The Department of Foreign Affairs said in a statement that the plans should be condemned by the international community because they violate maritime domains of countries in the region and impede freedom of navigation.
Chinese state media announced the plans, saying southern Hainan province, which Beijing says administers the South China Sea, had approved laws giving its police the right to search vessels that pass through the waters.
Last week the Philippines, Vietnam, Taiwan and India protested a map on a new Chinese passport that depicts disputed areas as belonging to China.
The Philippine statement said it wants Beijing to "immediately clarify its reported plans to interdict ships that enter what it considers its territory in the South China Sea."
It said Manila was concerned that ships entering waters claimed by China, which is "virtually the entire South China Sea ... can be boarded, inspected, detained, confiscated, immobilized and expelled, among other punitive actions."
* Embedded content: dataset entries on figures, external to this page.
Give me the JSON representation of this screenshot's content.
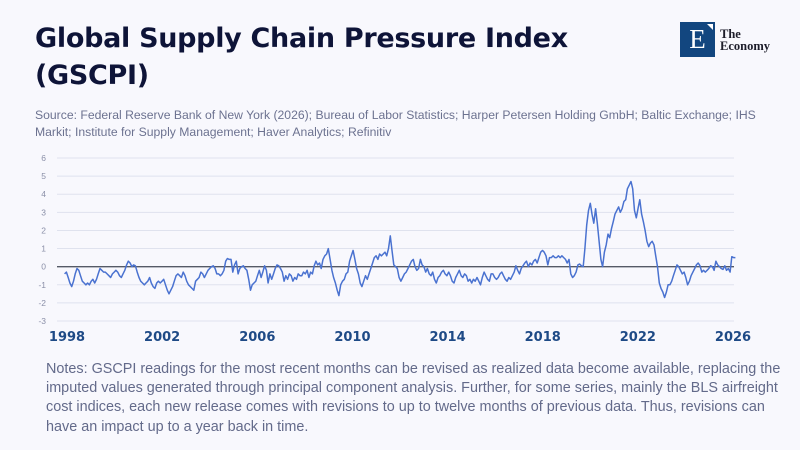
{
  "header": {
    "title": "Global Supply Chain Pressure Index (GSCPI)",
    "source": "Source:  Federal Reserve Bank of New York (2026); Bureau of Labor Statistics; Harper Petersen Holding GmbH; Baltic Exchange; IHS Markit; Institute for Supply Management; Haver Analytics; Refinitiv"
  },
  "logo": {
    "letter": "E",
    "line1": "The",
    "line2": "Economy",
    "color": "#12467f"
  },
  "notes": "Notes: GSCPI readings for the most recent months can be revised as realized data become available, replacing the imputed values generated through principal component analysis. Further, for some series, mainly the BLS airfreight cost indices, each new release comes with revisions to up to twelve months of previous data. Thus, revisions can have an impact up to a year back in time.",
  "chart_data": {
    "type": "line",
    "title": "Global Supply Chain Pressure Index (GSCPI)",
    "xlabel": "",
    "ylabel": "",
    "xlim": [
      1997.9,
      2026.1
    ],
    "ylim": [
      -3,
      6
    ],
    "yticks": [
      6,
      5,
      4,
      3,
      2,
      1,
      0,
      -1,
      -2,
      -3
    ],
    "xticks": [
      1998,
      2002,
      2006,
      2010,
      2014,
      2018,
      2022,
      2026
    ],
    "grid": true,
    "reference_line": 0,
    "line_color": "#4a72d0",
    "series": [
      {
        "name": "GSCPI",
        "x_start": 1997.9,
        "x_step": 0.0833,
        "values": [
          -0.4,
          -0.3,
          -0.6,
          -0.9,
          -1.1,
          -0.8,
          -0.4,
          -0.1,
          -0.2,
          -0.5,
          -0.8,
          -0.9,
          -1.0,
          -0.9,
          -1.0,
          -0.8,
          -0.7,
          -0.9,
          -0.7,
          -0.4,
          -0.1,
          -0.2,
          -0.3,
          -0.3,
          -0.4,
          -0.5,
          -0.6,
          -0.4,
          -0.3,
          -0.2,
          -0.3,
          -0.5,
          -0.6,
          -0.4,
          -0.2,
          0.1,
          0.3,
          0.2,
          0.0,
          0.1,
          0.05,
          -0.3,
          -0.6,
          -0.8,
          -0.9,
          -1.0,
          -0.9,
          -0.8,
          -0.6,
          -0.9,
          -1.1,
          -1.2,
          -0.9,
          -0.8,
          -0.9,
          -0.8,
          -0.7,
          -1.0,
          -1.3,
          -1.5,
          -1.3,
          -1.1,
          -0.8,
          -0.5,
          -0.4,
          -0.5,
          -0.6,
          -0.3,
          -0.5,
          -0.8,
          -1.0,
          -1.1,
          -1.2,
          -1.3,
          -0.8,
          -0.7,
          -0.6,
          -0.3,
          -0.4,
          -0.6,
          -0.4,
          -0.2,
          -0.1,
          0.0,
          0.05,
          -0.1,
          -0.4,
          -0.4,
          -0.5,
          -0.4,
          -0.2,
          0.3,
          0.45,
          0.4,
          0.4,
          -0.3,
          0.1,
          0.3,
          -0.4,
          -0.1,
          0.0,
          0.05,
          -0.1,
          -0.2,
          -0.7,
          -1.3,
          -1.0,
          -0.9,
          -0.8,
          -0.5,
          -0.2,
          -0.6,
          -0.3,
          0.05,
          -0.2,
          -0.9,
          -0.4,
          -0.7,
          -0.4,
          -0.1,
          0.1,
          0.05,
          -0.1,
          -0.3,
          -0.8,
          -0.5,
          -0.7,
          -0.4,
          -0.5,
          -0.8,
          -0.6,
          -0.7,
          -0.4,
          -0.5,
          -0.5,
          -0.3,
          -0.4,
          -0.2,
          -0.6,
          -0.3,
          -0.4,
          0.05,
          0.3,
          0.1,
          0.2,
          -0.1,
          0.4,
          0.6,
          0.7,
          1.0,
          0.4,
          -0.2,
          -0.6,
          -0.9,
          -1.3,
          -1.6,
          -1.0,
          -0.8,
          -0.7,
          -0.4,
          -0.3,
          0.3,
          0.6,
          0.9,
          0.4,
          -0.1,
          -0.4,
          -0.9,
          -1.1,
          -0.8,
          -0.5,
          -0.7,
          -0.4,
          -0.1,
          0.2,
          0.5,
          0.6,
          0.4,
          0.7,
          0.6,
          0.7,
          0.8,
          0.6,
          1.0,
          1.7,
          0.9,
          0.1,
          0.0,
          -0.1,
          -0.6,
          -0.8,
          -0.6,
          -0.4,
          -0.3,
          -0.1,
          0.1,
          0.3,
          0.4,
          0.0,
          -0.2,
          -0.1,
          0.4,
          0.1,
          0.0,
          -0.3,
          -0.1,
          -0.4,
          -0.5,
          -0.3,
          -0.7,
          -0.9,
          -0.6,
          -0.5,
          -0.3,
          -0.2,
          -0.4,
          -0.5,
          -0.3,
          -0.5,
          -0.8,
          -0.9,
          -0.6,
          -0.4,
          -0.2,
          -0.5,
          -0.6,
          -0.4,
          -0.5,
          -0.8,
          -0.7,
          -0.9,
          -0.7,
          -0.8,
          -0.6,
          -0.8,
          -1.0,
          -0.6,
          -0.3,
          -0.5,
          -0.7,
          -0.8,
          -0.4,
          -0.4,
          -0.6,
          -0.7,
          -0.6,
          -0.4,
          -0.3,
          -0.5,
          -0.7,
          -0.8,
          -0.6,
          -0.7,
          -0.5,
          -0.3,
          0.05,
          -0.2,
          -0.4,
          -0.1,
          0.05,
          0.2,
          0.3,
          0.0,
          0.2,
          0.1,
          0.3,
          0.4,
          0.2,
          0.5,
          0.8,
          0.9,
          0.8,
          0.6,
          0.1,
          0.5,
          0.5,
          0.6,
          0.5,
          0.5,
          0.6,
          0.5,
          0.6,
          0.5,
          0.4,
          0.2,
          0.4,
          -0.4,
          -0.6,
          -0.5,
          -0.3,
          0.1,
          0.15,
          0.05,
          0.0,
          1.0,
          2.3,
          3.1,
          3.5,
          2.9,
          2.4,
          3.2,
          2.4,
          1.4,
          0.4,
          0.0,
          0.8,
          1.2,
          1.8,
          1.6,
          2.1,
          2.5,
          2.9,
          3.1,
          3.3,
          3.0,
          3.2,
          3.6,
          3.7,
          4.3,
          4.5,
          4.7,
          4.3,
          3.1,
          2.7,
          3.2,
          3.7,
          2.9,
          2.5,
          2.0,
          1.4,
          1.1,
          1.3,
          1.4,
          1.2,
          0.6,
          0.0,
          -0.9,
          -1.2,
          -1.4,
          -1.7,
          -1.4,
          -1.0,
          -1.0,
          -0.8,
          -0.5,
          -0.2,
          0.1,
          0.0,
          -0.2,
          -0.4,
          -0.3,
          -0.6,
          -1.0,
          -0.8,
          -0.5,
          -0.3,
          -0.1,
          0.1,
          0.2,
          0.05,
          -0.3,
          -0.2,
          -0.3,
          -0.2,
          -0.1,
          0.05,
          0.0,
          -0.2,
          0.3,
          0.1,
          0.0,
          -0.1,
          -0.15,
          0.05,
          -0.2,
          -0.1,
          -0.3,
          0.55,
          0.5,
          0.5
        ]
      }
    ]
  }
}
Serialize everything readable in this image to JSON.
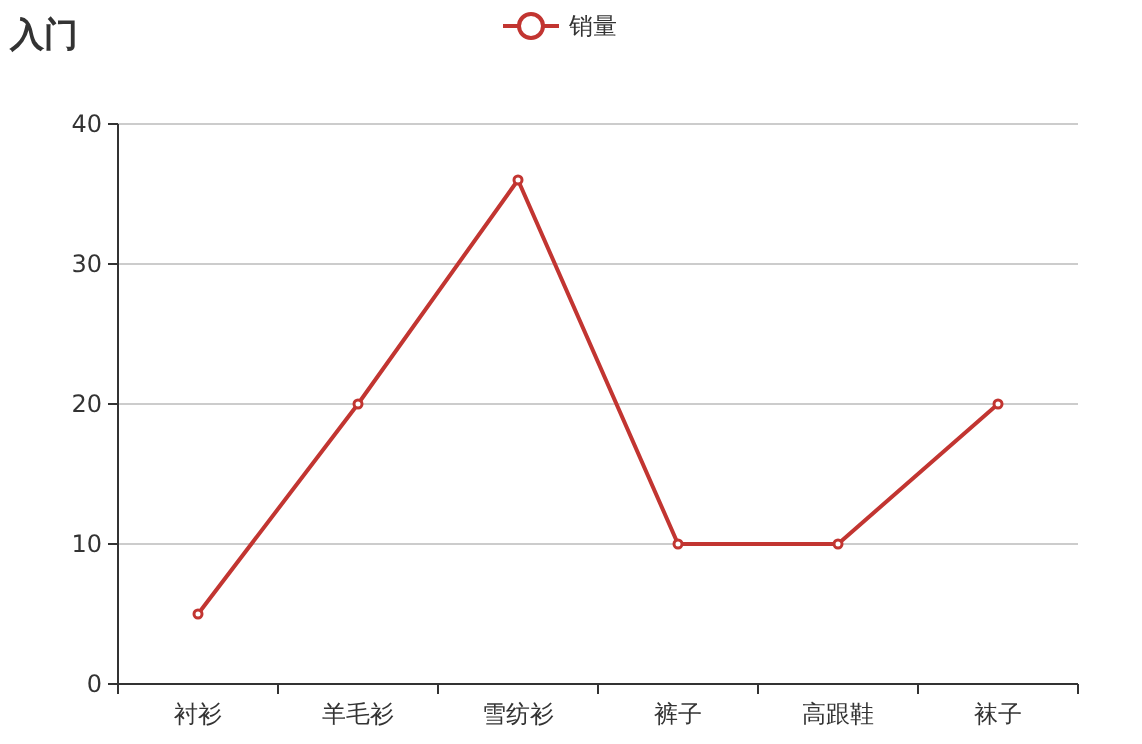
{
  "chart_data": {
    "type": "line",
    "title": "入门",
    "categories": [
      "衬衫",
      "羊毛衫",
      "雪纺衫",
      "裤子",
      "高跟鞋",
      "袜子"
    ],
    "series": [
      {
        "name": "销量",
        "color": "#c23531",
        "values": [
          5,
          20,
          36,
          10,
          10,
          20
        ]
      }
    ],
    "ylim": [
      0,
      40
    ],
    "yticks": [
      0,
      10,
      20,
      30,
      40
    ],
    "grid": "y",
    "legend": "top",
    "marker": "circle"
  }
}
China's action will be "illegal and will validate the continuous and repeated pronouncements by the Philippines that China's claim of indisputable sovereignty over virtually the entire South China Sea is not only an excessive claim but a threat to all countries," the statement said.
The maritime territorial disputes include the Spratly Islands over which China, the Philippines, Vietnam, Malaysia, Taiwan and Brunei have conflicting claims. The Spratlys chain is believed to sit atop rich oil and gas reserves and straddles one of the world's busiest sea lanes.